A picture of the inside of the U. S. Customs and Border Protection (CBP) detention facility shows prisoners in fenced areas in the Rio Grande Valley Centralized Processing Center in Rio Grande City, Texas, USA, June 17, 2018. Photo taken on June 17, 2018. Thanks CBP/handout via REUTERS attention EDITORS – THIS picture WAS PROVIDED BY A THIRD PARTY. – RC1E987A5800
(US BORDER PATROL)
Texas will not allow schools to use public funding to the education of immigrant children, while they are housed in the federal detention – something that would cost millions, the Texas Education Agency (TEA) has said.
The education bureau told Austin-based charter school group, Southwest Key, Promesa the Public Schools, that is schools that seek to serve immigrant students in the federal authority can’t “do with the state funding of education,” The Houston Chronicle.
Southwest Key, one of the largest non-profit organizations operating facilities for the children of immigrants in Texas, said the bureau’s attitude endangers partnerships of the shelters have been formed with at least two traditional school districts, which would have led millions of Texas taxpayers ‘ money.
Southwest Key-Nueva Esperanza, located in Brownsville, Texas, is a facility that shelters unaccompanied immigrant children.
(AP Photo/Eric Gay)
“I think that those who eventually are affected are the young people who are in the shelters,” Salvador Cavazos, the non-profit, vice-president for education services told the newspaper. “Because we are in a partnership, we would have been able to provide additional resources, partner with credit-bearing institutions, ensuring qualities and help them reach credits go to other public schools.”
Texas officials say that it falls under the legal obligation of the federal government for the education of the children of migrants.
This comes in the middle of the discussion about what to do with minors crossing the border illegally.
The U.S. Immigration and Customs Enforcement requires school-age children in childcare receive at least six hours of structured education during the week.
Texas officials say that schools have to voluntarily provide assistance to shelters.

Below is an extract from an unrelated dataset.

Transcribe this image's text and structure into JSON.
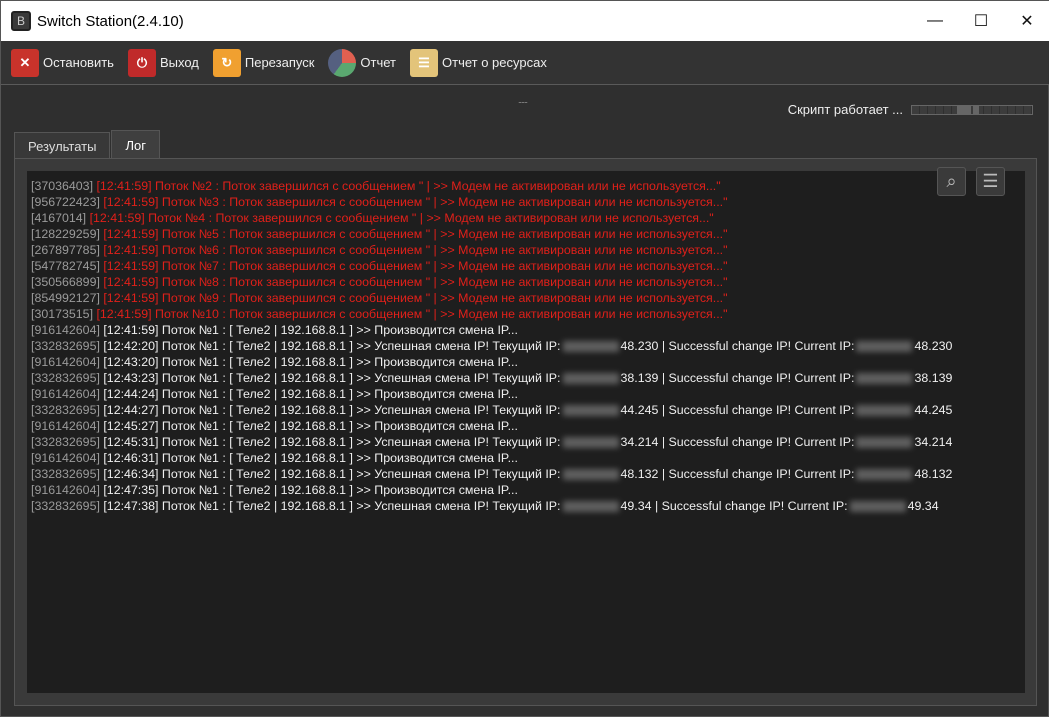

But school leaders across the country say their schools are dealing with declining state funding for years, which makes it not practical to pay to provide services to students who are not technically enrolled in their districts.
President Trump signed an executive order that stopped family separations at the border in June.
The high council has previously determined that all children – regardless of immigration status – are entitled to a public education.
The Associated Press contributed to this report.